The project to build a museum in honor of what had been one of the most important Jewish communities in the world took shape in the early 1990s, following Poland’s peaceful transition from communism to democracy. But almost a decade elapsed before the vision was translated into reality by the Association of the Jewish Historical Institute of Poland, the city of Warsaw and Poland’s Ministry of Culture and National Heritage.
The museum, which is adjacent to the Monument to the Ghetto Heroes, was finally opened in April 2013 to coincide with the 70th anniversary of the Warsaw ghetto uprising. It stands in the heart of Warsaw’s former Jewish district, which the Nazis converted into a ghetto in 1940. The gleaming glass building, a marvel of architecture, was designed by Lahdelma & Mahlamaki, a Finnish firm.
For the past year, the museum, built at a cost of $67 million, was used for temporary exhibitions, movies, lectures, concerts and workshops. But on Oct. 28, the core exhibition, consisting of eight galleries spread over an area of 43,000 square feet, was officially inaugurated in a ceremony attended by Polish government officials, Polish Jewish representatives, diplomats and Jews from around the globe.

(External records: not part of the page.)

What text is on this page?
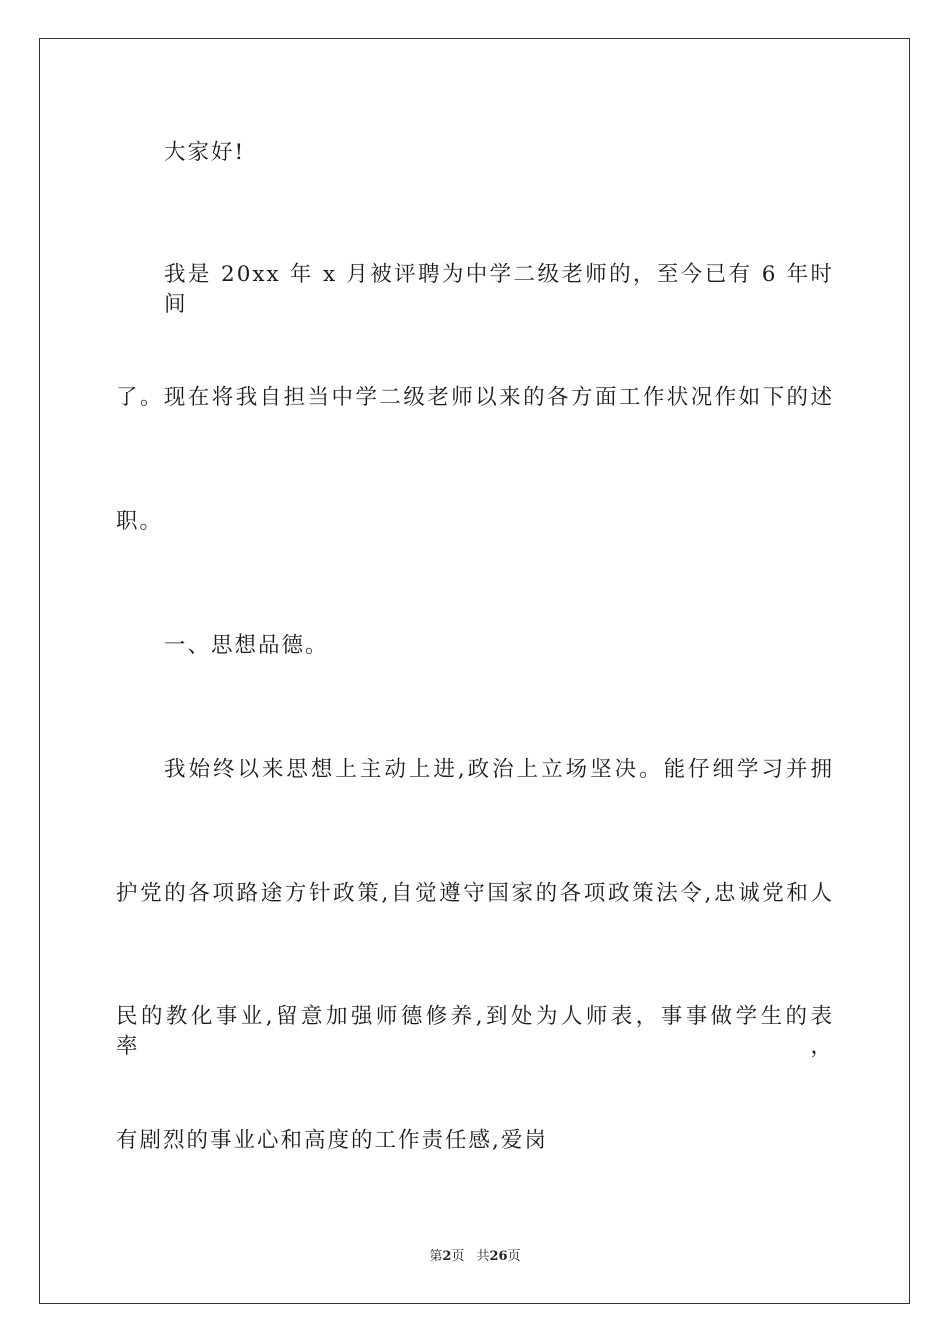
大家好!
我是 20xx 年 x 月被评聘为中学二级老师的，至今已有 6 年时间
了。现在将我自担当中学二级老师以来的各方面工作状况作如下的述
职。
一、思想品德。
我始终以来思想上主动上进,政治上立场坚决。能仔细学习并拥
护党的各项路途方针政策,自觉遵守国家的各项政策法令,忠诚党和人
民的教化事业,留意加强师德修养,到处为人师表，事事做学生的表率，
有剧烈的事业心和高度的工作责任感,爱岗
第2页 共26页
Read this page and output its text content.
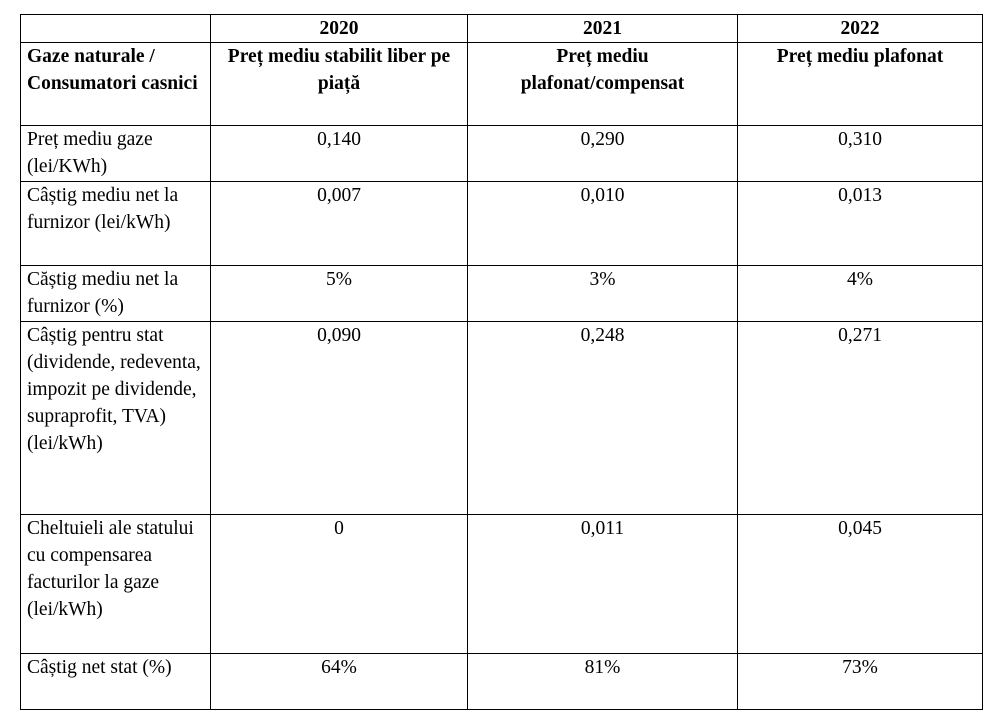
	2020	2021	2022
Gaze naturale / Consumatori casnici	Preț mediu stabilit liber pe piață	Preț mediu plafonat/compensat	Preț mediu plafonat
Preț mediu gaze (lei/KWh)	0,140	0,290	0,310
Câștig mediu net la furnizor (lei/kWh)	0,007	0,010	0,013
Căștig mediu net la furnizor (%)	5%	3%	4%
Câștig pentru stat (dividende, redeventa, impozit pe dividende, supraprofit, TVA) (lei/kWh)	0,090	0,248	0,271
Cheltuieli ale statului cu compensarea facturilor la gaze (lei/kWh)	0	0,011	0,045
Câștig net stat (%)	64%	81%	73%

Developed by a team of international scholars and curators under the direction of Canadian academic Barbara Kirshenblatt-Gimblett, whose late father was a Polish Jewish painter, the $55 million exhibition is a journey through 1,000 years of Polish Jewry.
It was designed by Event Communications, a London-based company, in conjunction with Nizio Design International, a Polish firm in Warsaw.
The museum addresses key questions: When and why did Jews come to Poland? How did Poland become the home of the largest Jewish community in Europe? What exactly happened during the Holocaust, when 90 percent of Poland’s 3.3 million Jews perished? How is Jewish life in contemporary Poland unfolding?
The story of Jewish settlement in Poland is recounted by means of artifacts, paintings, interactive installations, reconstructions, models and videos.
“Our focus is on life,” says a press release, implying that the evolution of Poland’s Jewish community takes precedence over the Holocaust, the cataclysmic tragedy that virtually decimated Polish Jewry. Or as one of its Polish-Jewish American benefactors, Sigmund Rolat, was recently quoted as saying, “Ours is not another museum of the Holocaust. We are more than victims. Ours is a museum of life.”
Observers agree that the museum would have remained a gleam in its creators’ eyes had it not been for three Polish Catholics. The former mayor of Warsaw, Lech Kazcynski, and the ex-minister of culture, Waldemar Dabrowski, both agreed to donate the land and bear the costs of its construction. Jan Kulczyk, reportedly Poland’s richest man, provided the biggest donation — $6.5 million.
It’s clear that the museum fills a void in Poland’s national consciousness.
For the past two or three decades, Jewish history and culture — which were usually relegated to the margins under Communist rule — have enjoyed a renaissance of interest among some Catholic Poles. The Jewish Cultural Festival in Krakow, which I’ve attended, is a shining and inspirational example of this new-found fascination with Poland’s rich Jewish past.
Such Poles look back nostalgically to the pre-war era, when Poland was a mosaic of diverse religions and cultures, of Poles and Jews and ethnic Germans and Ukrainians. After 1945, with borders having been redrawn, Poland turned into an ethnically homogeneous state in which Catholic Poles formed more than 90 percent of its population.
Antisemitism, however, was always a recurring and disturbing factor in Polish society, with ethnocentric and xenophobic Poles maintaining that only Catholics could be a genuine Poles. This idea was particularly in vogue during the 1930s, when explicit antisemitism was a common phenomenon.
During the Communist period, antisemitism did not disappear. Take, for example, the 1968 anti-Zionist purges, which prompted the emigration of thousands of disillusioned and embittered assimilated Jews.
To its credit, these malevolent currents are also reflected in the museum.
Jews played a pivotal role in Poland for hundreds of years, leaving an imprint on Polish culture and language. The Museum of the History of Polish Jews attests to their impregnable place in Polish history.